New Mexico groups work to address hunger - Albuquerque Journal

New Mexico groups work to address hunger

Apples and tomatoes from Los Portales Farm in Nambé. A group of New Mexico state agencies and community organizations are working together on the Food, Farm and Hunger initiative to address food insecurity by bridging the gaps between local food producers and hungry families. (Eddie Moore/Albuquerque Journal)

Copyright © 2021 Albuquerque Journal

As many families sit down to Thanksgiving meals this week, New Mexico agencies are working to bridge the gap between local farms and residents in need of nutritious food.

The Food, Farm and Hunger initiative was funded through nearly $500,000 in state Legislature appropriations this year.

A group of 12 state agencies and dozens of community organizations is crafting a five-year plan to “measurably reduce hunger” in New Mexico.

Kendal Chavez, food and hunger coordinator for the Governor’s Office, said “it’s about time” for an “aggressive investment” toward immediate and long-term hunger needs.

“We believe that New Mexico can feed its people, and that food insecurity is preventable,” Chavez said. “Agriculture can contribute to a thriving, rural economy, while nurturing and protecting our precious resources.”

About 14% of New Mexico residents experienced food insecurity in 2019, according to the U.S. Department of Agriculture and Feeding America.

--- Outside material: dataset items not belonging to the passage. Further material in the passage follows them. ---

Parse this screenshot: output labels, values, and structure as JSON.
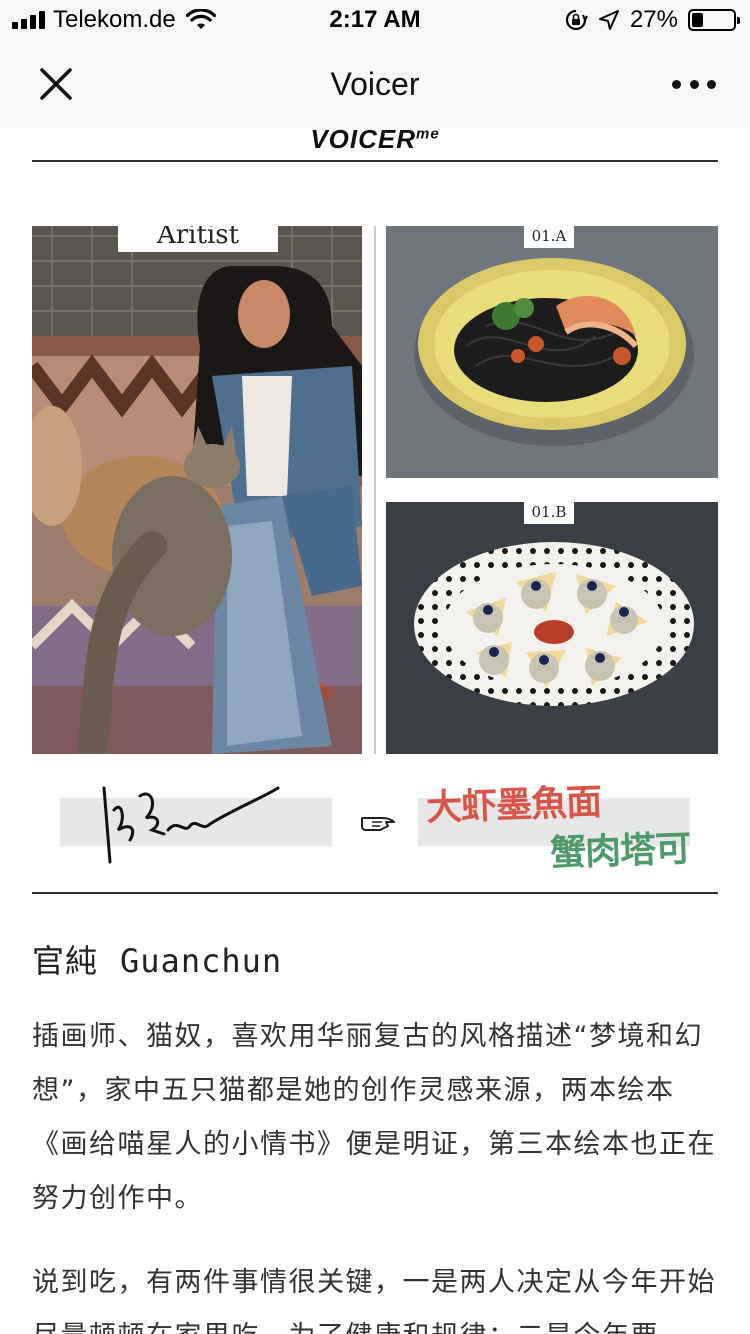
{
  "status_bar": {
    "carrier": "Telekom.de",
    "time": "2:17 AM",
    "battery": "27%",
    "battery_level": 0.27,
    "icons": [
      "signal-bars-icon",
      "wifi-icon",
      "orientation-lock-icon",
      "location-arrow-icon",
      "battery-icon"
    ]
  },
  "nav": {
    "title": "Voicer",
    "close_icon": "close-icon",
    "more_icon": "more-dots-icon"
  },
  "poster": {
    "brand": "VOICER",
    "brand_sup": "me",
    "artist_label": "Aritist",
    "dish_a_tag": "01.A",
    "dish_b_tag": "01.B",
    "dish_name_1": "大虾墨魚面",
    "dish_name_2": "蟹肉塔可",
    "pointer_icon": "pointing-hand-icon"
  },
  "article": {
    "name_cn": "官純",
    "name_en": "Guanchun",
    "paragraph_1": "插画师、猫奴，喜欢用华丽复古的风格描述“梦境和幻想”，家中五只猫都是她的创作灵感来源，两本绘本《画给喵星人的小情书》便是明证，第三本绘本也正在努力创作中。",
    "paragraph_2": "说到吃，有两件事情很关键，一是两人决定从今年开始尽量顿顿在家里吃，为了健康和规律；二是今年要"
  }
}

The groups define “food insecure” as lack of access to enough food for all household members.

Limited storage and distribution facilities, and transportation options are still major barriers to ending hunger, said Sherry Hooper, executive director of The Food Depot in Santa Fe.

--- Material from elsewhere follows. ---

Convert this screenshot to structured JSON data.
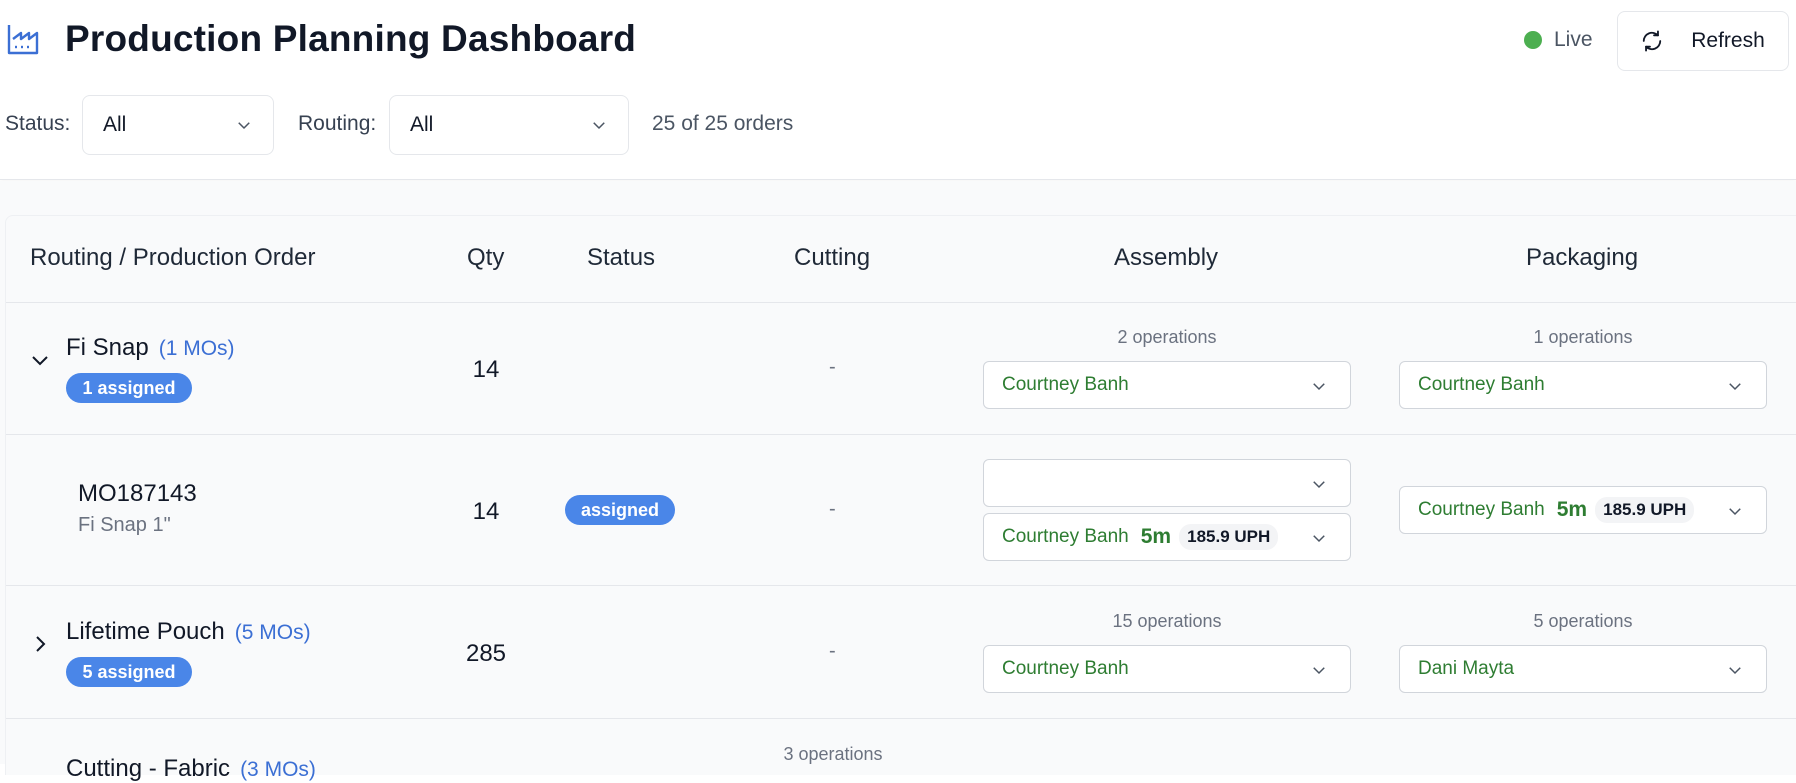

“As food banks, we go into a lot of communities that have no infrastructure for the kind of work that needs to be done to feed hungry New Mexicans,” Hooper said. “Cold storage is a huge issue, not only for food banks and the food programs they provide food to, but also for our local farmers.”

Jeff Witte, New Mexico Department of Agriculture Cabinet secretary, said there is a disconnect between food products grown by regional farmers and residents who need inexpensive, healthy meals.

“At least 90% of the food New Mexicans buy is imported from out of state or, in some cases, out of country,” Witte said. “During COVID, especially, we realized just how much our (local food) programs are needed.”

The agencies and community groups want to fill gaps in New Mexico’s supply chain infrastructure.

Part of the initiative’s mission statement is to provide “equitable access to nutritious, culturally meaningful foods, and honor the wisdom of our land-based traditions.”

Supporting Indigenous farmers will help the state’s rural and tribal communities feed themselves, said Chili Yazzie, a farmer in Shiprock on the Navajo Nation and member of the initiative’s steering committee.

“The food systems that our Native people have had are long enduring, and have been sustaining our peoples for all these many years,” Yazzie said.

The group expects to release the five-year plan in the coming weeks.

Theresa Davis is a Report for America corps member covering water and the environment for the Albuquerque Journal.